Why Small Business Owners Should Consider a Line of Credit

Why Small Business Owners Should Consider a Line of CreditOne of the most common challenges for new and small businesses is having sufficient cash on hand, or assets that can be easily converted to cash, to ensure you have both the working capital to invest in new opportunities and the flexibility to deal with unexpected expenses.

Managing cash flow can be particularly difficult for new businesses without an established track record of revenue and expenses and for seasonal businesses with significant sales and income fluctuations throughout the year. Slow payment by clients can also create significant challenges for small businesses. “All businesses, but especially small businesses, sometimes need to engage in a juggling act when income lags slightly behind expenses,” according to information from SCORE.  A business line of credit can help you even out cash flows.

Money when you need it

Applying for a line of credit well before you need it can provide the flexibility (and confidence) to ride out gaps between invoicing and revenue realization, invest in inventory in anticipation of future sales or deal with an unexpected expense. Where a business loan provides a set amount of money for what you believe you will need (and which could be too little or too much), a line of credit gives you a certain amount of credit you can draw on as needed and then pay back as soon as you have the cash available to do so. You only pay interest on the amount you actually take out. It’s similar to a credit card, which may also suffice in a pinch, but a line of credit is likely to provide access to significantly larger sums.

Establish your line of credit

The bank where you have a business account is one of the first places to look to establish a line of credit. Most lenders rely on the basic “five Cs of credit” to determine eligibility and the amount of loan you will receive. These include your Capacity (ability to pay); Character (credit history); Capital (earnings and savings); Collateral (what you can put down to secure the loan); and Conditions (the purpose of the loan and strength of the economy). Consider these tips when pursuing a line of credit.

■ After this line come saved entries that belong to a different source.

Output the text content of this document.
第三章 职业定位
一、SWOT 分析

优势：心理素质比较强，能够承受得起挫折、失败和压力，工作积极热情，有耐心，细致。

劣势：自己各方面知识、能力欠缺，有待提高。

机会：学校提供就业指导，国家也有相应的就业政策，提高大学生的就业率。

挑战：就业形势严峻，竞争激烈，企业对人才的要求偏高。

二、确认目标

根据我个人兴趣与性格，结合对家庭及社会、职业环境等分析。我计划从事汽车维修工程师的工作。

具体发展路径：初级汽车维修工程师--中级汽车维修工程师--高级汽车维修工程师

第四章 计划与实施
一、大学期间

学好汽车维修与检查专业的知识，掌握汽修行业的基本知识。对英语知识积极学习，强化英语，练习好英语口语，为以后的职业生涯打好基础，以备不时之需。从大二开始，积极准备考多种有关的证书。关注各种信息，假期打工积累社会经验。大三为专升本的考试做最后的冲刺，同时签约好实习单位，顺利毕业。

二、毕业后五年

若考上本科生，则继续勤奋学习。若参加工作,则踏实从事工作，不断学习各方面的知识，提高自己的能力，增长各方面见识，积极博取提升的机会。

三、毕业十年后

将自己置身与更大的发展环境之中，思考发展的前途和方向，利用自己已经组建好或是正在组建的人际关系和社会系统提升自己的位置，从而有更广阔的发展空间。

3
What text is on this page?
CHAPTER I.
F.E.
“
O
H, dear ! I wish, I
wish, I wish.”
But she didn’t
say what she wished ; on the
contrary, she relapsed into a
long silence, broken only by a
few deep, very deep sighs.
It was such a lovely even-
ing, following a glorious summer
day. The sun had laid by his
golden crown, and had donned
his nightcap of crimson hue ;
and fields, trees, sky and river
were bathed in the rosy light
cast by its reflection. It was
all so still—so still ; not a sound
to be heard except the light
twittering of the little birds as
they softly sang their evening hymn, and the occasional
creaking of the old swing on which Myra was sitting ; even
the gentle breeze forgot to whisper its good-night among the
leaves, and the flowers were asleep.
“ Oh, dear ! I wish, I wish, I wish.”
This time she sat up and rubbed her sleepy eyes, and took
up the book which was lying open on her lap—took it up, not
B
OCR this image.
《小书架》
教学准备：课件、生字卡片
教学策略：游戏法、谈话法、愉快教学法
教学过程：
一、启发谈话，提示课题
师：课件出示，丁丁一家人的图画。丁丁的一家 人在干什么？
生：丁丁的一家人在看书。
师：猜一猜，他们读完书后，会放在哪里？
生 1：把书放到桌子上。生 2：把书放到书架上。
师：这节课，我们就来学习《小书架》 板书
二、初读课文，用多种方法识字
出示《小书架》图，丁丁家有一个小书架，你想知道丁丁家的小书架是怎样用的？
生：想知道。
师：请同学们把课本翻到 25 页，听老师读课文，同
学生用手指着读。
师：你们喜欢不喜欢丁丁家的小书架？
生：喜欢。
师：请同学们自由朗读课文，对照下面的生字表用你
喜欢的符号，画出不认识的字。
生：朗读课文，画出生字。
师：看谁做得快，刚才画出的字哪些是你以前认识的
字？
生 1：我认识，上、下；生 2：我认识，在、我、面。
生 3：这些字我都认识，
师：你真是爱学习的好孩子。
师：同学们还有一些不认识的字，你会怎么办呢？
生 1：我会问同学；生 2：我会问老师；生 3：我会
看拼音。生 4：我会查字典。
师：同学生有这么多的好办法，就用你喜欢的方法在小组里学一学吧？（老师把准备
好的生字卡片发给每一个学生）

  • Evaluate your personal financial position. For new businesses without a strong track record, many banks will expect you to personally guarantee repayment with personal assets. That doesn’t mean you should forego establishing a line of credit, but that you want to be careful to safeguard your personal assets and not over-extend yourself.
  • Be prepared with standard financial documents. When you go to your bank or other lender, they will expect to evaluate your business based on basic financial statements that follow generally accepted accounting principles. This should include pro-forma (forward-looking) cash flow statements that demonstrate your ability to pay the money back. The lender will also pull your credit reports to see how you’ve managed debt in the past.
  • Evaluate fees involved with the loan. As you explore several lending sources, you will want to compare interest rates of course, but also origination fees, or possible maintenance or draw fees that kick in when you open and use your new account.
  • Read the terms carefully. If you have an established relationship with a local banker, you may feel more comfortable opening a line of credit with them and being able to talk through the details in person. Online lines of credit are also an option; however, interest rates are sometimes higher and the loans do not always offer the option to repay earlier and avoid the full amount of interest owed.
  • Consider a Small Business Administration (SBA) Loan. The SBA offers its CAPLines program for loans up to $5 million to help small businesses meet short-term and cyclical working capital needs. You can check them out here.

Considering debt of any kind requires striking a balance between investing to grow and avoiding over-extending yourself. Used wisely, a line of credit can help you staff up to meet a big order, maintain business operations when customers are slow to pay, buy inventory when available on discount, meet a needed capital expenditure and make sound investments to grow your business even if you don’t have the money on hand to do so today.